Selon leur témoignage, ces trois individus retournèrent à Brest le 26 octobre, et y restèrent jusqu’au 3 novembre.
Lors de leur retour vers la Cornouaille, les frères Carof, étant restés du côté de Plougastel-Daoulas, Guénel Le Pape se retrouve seul à Pont-l’Abbé le vendredi cinq novembre où « il passa par-dessus le mur près de la greuve sur laquelle donne les jardins des carmes dans lequelle il avoit l’intention de sy promener…». Il ne fit pas que se promener, semble-t-il, puisque le lendemain on découvre que la chambre d’un religieux, le père Benin, a été dévalisée de tous ses vêtements.
Mais la nuit précédente un autre vol de vêtements est aussi commis au manoir de Kneisan, en Ploneour-Lanvern, chez monsieur de Kmorial, là même où Joseph Marie Carof travailla autrefois.
Les trois comparses se retrouvent à Plogastel-Saint-Germain, où les frères Carof, sont venus « chercher condition » auprès du sieur Lariviere6, au château du Hilguy. Ne le trouvant pas, ils vont au manoir de Saint-Alouarn, à Guengat. Là le sieur Lariviere leur déclare ne point avoir d’emploi pour eux en ce moment. Dès lors nos trois compagnons continuent d’errer, à Plonéis, puis à Locronan, où ils sont arrêtés par hasard à l’auberge de  La Croix blanche, le 8 novembre, vers onze heures du soir par quatre cavaliers de la maréchaussée qui recherchent des déserteurs.
C’est alors qu’arrive sur le bureau du sieur Bobet le procès-verbal d’un vol de vingt-six chemises, commis chez le sieur Chemit, receveur du château de Keroual, en Guilers, et dernier employeur de Guenel Le Pape, dans la nuit du 28 au 29 octobre, époque où nos trois lascars étaient à Brest…
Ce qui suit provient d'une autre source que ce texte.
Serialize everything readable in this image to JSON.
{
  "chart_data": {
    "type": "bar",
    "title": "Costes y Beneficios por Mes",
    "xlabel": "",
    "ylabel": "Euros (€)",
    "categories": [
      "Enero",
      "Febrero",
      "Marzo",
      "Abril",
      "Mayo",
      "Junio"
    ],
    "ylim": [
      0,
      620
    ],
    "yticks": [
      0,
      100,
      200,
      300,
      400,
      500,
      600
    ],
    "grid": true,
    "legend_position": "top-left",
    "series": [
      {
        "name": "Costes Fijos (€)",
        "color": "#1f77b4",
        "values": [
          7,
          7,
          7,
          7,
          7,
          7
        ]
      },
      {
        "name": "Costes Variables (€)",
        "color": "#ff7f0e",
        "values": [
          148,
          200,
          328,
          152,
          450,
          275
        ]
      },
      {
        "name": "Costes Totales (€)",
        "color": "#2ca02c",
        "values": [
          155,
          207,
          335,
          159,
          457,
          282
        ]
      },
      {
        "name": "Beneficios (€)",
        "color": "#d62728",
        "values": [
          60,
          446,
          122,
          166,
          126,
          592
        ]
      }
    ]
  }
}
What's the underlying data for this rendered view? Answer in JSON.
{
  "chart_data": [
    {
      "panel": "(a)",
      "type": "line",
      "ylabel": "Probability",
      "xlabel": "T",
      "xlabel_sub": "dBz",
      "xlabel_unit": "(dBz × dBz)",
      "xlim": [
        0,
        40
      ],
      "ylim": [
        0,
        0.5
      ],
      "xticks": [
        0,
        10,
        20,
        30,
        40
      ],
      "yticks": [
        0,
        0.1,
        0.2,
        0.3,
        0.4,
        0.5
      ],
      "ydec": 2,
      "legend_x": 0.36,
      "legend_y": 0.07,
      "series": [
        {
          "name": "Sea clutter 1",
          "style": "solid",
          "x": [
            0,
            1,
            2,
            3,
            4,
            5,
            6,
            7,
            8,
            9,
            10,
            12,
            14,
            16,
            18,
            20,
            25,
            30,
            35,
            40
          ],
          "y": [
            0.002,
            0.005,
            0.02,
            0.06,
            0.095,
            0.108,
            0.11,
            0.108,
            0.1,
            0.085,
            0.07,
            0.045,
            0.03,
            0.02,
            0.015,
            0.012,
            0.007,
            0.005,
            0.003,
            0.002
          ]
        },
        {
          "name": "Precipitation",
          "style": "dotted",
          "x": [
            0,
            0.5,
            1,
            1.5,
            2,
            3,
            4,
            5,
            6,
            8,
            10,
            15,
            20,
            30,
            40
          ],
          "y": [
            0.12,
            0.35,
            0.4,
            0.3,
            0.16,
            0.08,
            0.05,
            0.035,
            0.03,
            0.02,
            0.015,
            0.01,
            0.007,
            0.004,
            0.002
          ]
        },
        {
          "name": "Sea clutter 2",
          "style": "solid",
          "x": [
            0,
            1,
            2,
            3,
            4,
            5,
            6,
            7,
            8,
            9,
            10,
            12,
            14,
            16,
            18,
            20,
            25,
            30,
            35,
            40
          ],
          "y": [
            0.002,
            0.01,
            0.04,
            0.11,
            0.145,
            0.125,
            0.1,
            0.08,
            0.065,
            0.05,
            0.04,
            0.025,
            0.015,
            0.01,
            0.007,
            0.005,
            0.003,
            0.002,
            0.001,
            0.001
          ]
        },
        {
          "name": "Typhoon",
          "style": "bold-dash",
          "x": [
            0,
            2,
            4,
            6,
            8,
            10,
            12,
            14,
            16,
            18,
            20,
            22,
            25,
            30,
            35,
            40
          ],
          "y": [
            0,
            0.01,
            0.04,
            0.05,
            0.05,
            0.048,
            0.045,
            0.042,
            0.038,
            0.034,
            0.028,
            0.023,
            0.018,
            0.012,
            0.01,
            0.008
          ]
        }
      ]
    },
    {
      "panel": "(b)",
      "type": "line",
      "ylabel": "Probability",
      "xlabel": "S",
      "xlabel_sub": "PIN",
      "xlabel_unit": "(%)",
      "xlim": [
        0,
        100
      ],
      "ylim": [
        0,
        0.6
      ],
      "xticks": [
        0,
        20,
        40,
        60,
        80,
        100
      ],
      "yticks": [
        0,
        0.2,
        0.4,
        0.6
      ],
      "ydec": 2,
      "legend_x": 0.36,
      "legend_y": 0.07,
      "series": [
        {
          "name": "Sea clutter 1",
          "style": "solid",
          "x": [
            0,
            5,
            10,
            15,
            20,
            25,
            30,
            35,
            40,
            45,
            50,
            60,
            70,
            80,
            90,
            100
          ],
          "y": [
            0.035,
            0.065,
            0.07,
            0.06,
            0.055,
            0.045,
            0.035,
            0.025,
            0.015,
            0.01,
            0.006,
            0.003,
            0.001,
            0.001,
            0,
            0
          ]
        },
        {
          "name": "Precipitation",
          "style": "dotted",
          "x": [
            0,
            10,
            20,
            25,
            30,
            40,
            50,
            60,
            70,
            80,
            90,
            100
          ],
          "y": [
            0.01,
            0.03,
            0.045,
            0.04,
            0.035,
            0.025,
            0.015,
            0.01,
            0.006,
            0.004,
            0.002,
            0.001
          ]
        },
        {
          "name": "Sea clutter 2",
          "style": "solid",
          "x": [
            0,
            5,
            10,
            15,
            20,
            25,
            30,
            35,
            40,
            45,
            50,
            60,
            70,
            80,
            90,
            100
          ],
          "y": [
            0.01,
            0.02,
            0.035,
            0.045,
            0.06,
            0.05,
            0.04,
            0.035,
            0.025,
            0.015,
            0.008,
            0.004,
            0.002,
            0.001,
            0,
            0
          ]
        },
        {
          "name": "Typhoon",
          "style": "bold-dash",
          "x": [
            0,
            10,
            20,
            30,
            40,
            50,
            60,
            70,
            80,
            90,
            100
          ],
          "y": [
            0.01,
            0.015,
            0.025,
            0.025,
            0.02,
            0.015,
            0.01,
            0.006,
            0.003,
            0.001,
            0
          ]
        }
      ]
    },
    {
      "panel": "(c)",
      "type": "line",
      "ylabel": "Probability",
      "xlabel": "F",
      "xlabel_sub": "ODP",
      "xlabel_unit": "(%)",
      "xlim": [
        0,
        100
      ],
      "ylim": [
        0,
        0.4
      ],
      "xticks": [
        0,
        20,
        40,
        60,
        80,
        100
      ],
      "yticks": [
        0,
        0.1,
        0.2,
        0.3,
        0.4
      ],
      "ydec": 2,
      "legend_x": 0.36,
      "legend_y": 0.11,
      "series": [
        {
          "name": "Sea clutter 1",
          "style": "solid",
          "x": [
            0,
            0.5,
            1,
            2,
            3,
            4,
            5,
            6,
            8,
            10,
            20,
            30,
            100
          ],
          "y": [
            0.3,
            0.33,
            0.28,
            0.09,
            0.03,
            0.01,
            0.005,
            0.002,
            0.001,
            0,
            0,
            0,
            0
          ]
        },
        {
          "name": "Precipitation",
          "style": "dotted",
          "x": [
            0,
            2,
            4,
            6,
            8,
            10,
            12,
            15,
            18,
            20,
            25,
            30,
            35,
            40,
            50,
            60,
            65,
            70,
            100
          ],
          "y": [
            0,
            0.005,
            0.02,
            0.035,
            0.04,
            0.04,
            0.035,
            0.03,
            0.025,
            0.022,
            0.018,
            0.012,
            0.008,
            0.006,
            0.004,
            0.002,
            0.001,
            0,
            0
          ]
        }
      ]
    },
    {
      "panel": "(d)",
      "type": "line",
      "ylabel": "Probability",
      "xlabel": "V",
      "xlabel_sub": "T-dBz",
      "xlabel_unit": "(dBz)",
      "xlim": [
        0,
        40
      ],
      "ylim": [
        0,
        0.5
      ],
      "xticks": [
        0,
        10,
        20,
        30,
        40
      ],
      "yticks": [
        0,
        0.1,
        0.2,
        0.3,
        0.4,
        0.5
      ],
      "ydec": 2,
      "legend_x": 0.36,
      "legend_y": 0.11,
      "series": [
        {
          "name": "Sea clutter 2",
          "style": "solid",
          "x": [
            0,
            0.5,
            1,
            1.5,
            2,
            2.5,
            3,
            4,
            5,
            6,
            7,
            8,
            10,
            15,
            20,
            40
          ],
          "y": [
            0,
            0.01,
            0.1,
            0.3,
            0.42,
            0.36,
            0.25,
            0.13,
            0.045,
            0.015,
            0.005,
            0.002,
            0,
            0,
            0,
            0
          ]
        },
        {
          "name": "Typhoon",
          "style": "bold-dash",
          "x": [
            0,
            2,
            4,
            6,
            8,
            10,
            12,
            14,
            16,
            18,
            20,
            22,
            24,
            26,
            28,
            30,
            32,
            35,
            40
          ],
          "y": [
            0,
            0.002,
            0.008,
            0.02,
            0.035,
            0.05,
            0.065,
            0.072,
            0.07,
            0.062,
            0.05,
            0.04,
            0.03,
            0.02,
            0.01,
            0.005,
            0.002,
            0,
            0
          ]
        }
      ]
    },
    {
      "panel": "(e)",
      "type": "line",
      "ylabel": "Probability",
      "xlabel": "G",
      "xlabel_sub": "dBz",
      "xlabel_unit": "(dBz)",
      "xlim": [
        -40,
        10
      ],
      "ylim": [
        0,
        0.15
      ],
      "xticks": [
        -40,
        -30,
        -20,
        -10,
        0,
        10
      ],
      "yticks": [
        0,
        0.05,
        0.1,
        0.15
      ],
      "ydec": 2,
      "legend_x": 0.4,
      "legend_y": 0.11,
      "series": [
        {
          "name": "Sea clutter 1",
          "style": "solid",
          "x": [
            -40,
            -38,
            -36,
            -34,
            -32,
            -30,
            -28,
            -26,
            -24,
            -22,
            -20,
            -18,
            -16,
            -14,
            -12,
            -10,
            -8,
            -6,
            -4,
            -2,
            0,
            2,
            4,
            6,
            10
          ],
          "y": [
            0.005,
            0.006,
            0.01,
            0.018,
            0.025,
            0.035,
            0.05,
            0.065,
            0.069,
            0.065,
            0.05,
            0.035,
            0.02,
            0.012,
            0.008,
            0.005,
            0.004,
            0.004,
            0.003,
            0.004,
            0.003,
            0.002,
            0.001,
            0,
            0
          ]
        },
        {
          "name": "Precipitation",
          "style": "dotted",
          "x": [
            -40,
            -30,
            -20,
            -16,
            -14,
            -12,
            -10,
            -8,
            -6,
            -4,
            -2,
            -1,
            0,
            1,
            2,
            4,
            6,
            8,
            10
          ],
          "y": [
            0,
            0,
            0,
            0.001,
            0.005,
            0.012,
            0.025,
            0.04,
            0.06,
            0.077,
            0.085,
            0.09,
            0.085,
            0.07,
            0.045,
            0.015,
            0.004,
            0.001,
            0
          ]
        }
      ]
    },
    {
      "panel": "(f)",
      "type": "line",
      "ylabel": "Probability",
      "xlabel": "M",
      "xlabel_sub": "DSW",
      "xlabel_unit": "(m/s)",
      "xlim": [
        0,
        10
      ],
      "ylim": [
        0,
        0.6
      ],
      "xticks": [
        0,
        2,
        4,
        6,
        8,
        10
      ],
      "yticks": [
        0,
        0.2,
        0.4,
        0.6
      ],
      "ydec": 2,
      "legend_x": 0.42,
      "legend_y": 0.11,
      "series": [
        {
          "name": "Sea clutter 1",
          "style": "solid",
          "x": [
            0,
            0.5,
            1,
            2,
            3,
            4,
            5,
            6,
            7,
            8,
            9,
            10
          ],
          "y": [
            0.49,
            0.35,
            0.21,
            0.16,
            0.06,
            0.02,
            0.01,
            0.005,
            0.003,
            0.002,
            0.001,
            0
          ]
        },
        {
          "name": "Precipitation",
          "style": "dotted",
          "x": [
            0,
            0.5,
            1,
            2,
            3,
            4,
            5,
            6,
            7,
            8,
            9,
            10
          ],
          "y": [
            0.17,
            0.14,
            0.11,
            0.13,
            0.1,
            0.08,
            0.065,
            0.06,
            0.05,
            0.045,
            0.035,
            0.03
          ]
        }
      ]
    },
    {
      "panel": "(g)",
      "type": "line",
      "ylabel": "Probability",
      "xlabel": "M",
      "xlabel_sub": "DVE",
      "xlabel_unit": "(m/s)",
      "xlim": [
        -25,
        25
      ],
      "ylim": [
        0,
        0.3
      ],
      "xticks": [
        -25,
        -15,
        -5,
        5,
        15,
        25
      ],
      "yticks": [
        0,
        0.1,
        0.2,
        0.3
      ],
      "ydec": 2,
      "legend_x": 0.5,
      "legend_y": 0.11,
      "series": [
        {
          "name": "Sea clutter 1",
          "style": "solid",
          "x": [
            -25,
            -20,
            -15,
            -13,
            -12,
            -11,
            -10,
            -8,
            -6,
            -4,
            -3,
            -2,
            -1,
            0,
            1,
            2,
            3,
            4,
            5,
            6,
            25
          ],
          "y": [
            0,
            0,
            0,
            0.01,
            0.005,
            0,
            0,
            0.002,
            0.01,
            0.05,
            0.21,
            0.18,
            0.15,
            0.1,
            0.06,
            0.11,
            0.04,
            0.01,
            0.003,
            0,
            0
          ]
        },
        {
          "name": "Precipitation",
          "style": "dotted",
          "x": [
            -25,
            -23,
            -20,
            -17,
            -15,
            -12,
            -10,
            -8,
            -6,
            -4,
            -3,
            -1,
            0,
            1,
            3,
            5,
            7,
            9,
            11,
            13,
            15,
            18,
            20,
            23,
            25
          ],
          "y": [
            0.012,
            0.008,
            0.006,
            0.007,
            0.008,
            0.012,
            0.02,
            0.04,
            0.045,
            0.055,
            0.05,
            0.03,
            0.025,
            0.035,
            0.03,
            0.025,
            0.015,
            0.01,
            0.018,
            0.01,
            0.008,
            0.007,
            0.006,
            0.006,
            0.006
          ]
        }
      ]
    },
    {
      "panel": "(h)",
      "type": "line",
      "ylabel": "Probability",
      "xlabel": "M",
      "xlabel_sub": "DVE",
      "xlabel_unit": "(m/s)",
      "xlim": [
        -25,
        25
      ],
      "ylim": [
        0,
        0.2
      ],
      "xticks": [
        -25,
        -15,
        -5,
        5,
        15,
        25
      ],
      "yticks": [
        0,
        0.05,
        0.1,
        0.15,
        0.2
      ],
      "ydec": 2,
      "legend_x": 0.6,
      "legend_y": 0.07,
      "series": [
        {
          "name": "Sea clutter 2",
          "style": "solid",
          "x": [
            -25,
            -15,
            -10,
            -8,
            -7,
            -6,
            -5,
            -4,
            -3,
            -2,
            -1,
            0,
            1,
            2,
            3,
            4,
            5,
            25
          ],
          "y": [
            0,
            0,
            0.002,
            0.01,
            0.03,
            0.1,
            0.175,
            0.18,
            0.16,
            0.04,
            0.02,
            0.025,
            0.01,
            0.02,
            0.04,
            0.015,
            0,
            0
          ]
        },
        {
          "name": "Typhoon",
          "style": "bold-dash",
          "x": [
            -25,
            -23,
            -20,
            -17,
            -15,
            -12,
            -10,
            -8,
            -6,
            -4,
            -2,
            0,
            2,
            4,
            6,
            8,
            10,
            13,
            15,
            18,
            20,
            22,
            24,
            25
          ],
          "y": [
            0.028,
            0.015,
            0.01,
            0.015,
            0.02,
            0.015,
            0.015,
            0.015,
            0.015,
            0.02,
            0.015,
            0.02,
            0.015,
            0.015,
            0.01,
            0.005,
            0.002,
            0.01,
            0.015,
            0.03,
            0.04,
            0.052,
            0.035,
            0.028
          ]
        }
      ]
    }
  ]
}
Le recteur admoneste des témoins de « venir à révélation », sous peine d’encourir la censure…

Arkae > Archives > Patrimoine religieux > Fric-frac à Kerdévot > Conclusion du procureur du Roi

Au cours de son second interrogatoire, Guenel Le Pape reconnaît avoir commis, seul, le vol chez les carmes à Pont-l’Abbé. Quant aux frères Carof, qui n’avoueront rien, ils seront assez facilement confondus par les propriétaires et différents experts (tisserands, lingères, marchands de draps) sur les vêtements et tissus qu’ils détiennent, et bien qu’ils affirment que les vingt-six chemises volées à Kroual leur appartiennent !
Les suspects ont aussi des témoignages contradictoires sur leur emploi du temps, sur la propriété des vêtements qu’ils portent, parfois sur l’origine de l’argent qu’ils ont dépensé7.
Mais ce qui contrarie l’enquêteur, c’est l’absence d’aveux, et de preuve irréfutable, sur le vol de Kerdevot.
C’est ainsi que le 22 février 1774, le sieur Bobet reconnaît « que le but de la justice ne se trouve point remply, parce qu’il est encore certains faits essentiels sur lesquels on n’a pü acquérir tous les éclaircissements necessaires, qu’à la verité il reste quelques témoins à entendre ».
Aussi demande-t-il au recteur de la paroisse d’Ergué-Gabéric, de « lire et publier au prosne des grandes messes paroissiales, par trois dimanches consécutifs », un monitoire en neuf points sur les faits s’étant déroulés à Ergué-Gabéric et environ. De plus, il enjoint le dit recteur «d’admonester tous ceux et celles qui auroient connaissance des faits, soit pour avoir vû, entendu, oui dire ou autrement, de venir à révélation six jours après la publication du present a peine d’encourir la peine de la censure de l’eglise à nous réservée. »
Devant de telles menaces divines, le recteur répond, le 17 mars suivant que « se sont présentés françois hascouet de pleiben, actuellement en briec au village du leure pres Koberant, jean lozach menager de quillihouarn, louis jourdren du meme lieu, barbe le poupon de kdevot, jean le louet de trolan ». S’ils ont ainsi soulagé leur conscience, ces témoins n’apportent cependant aucun élément nouveau.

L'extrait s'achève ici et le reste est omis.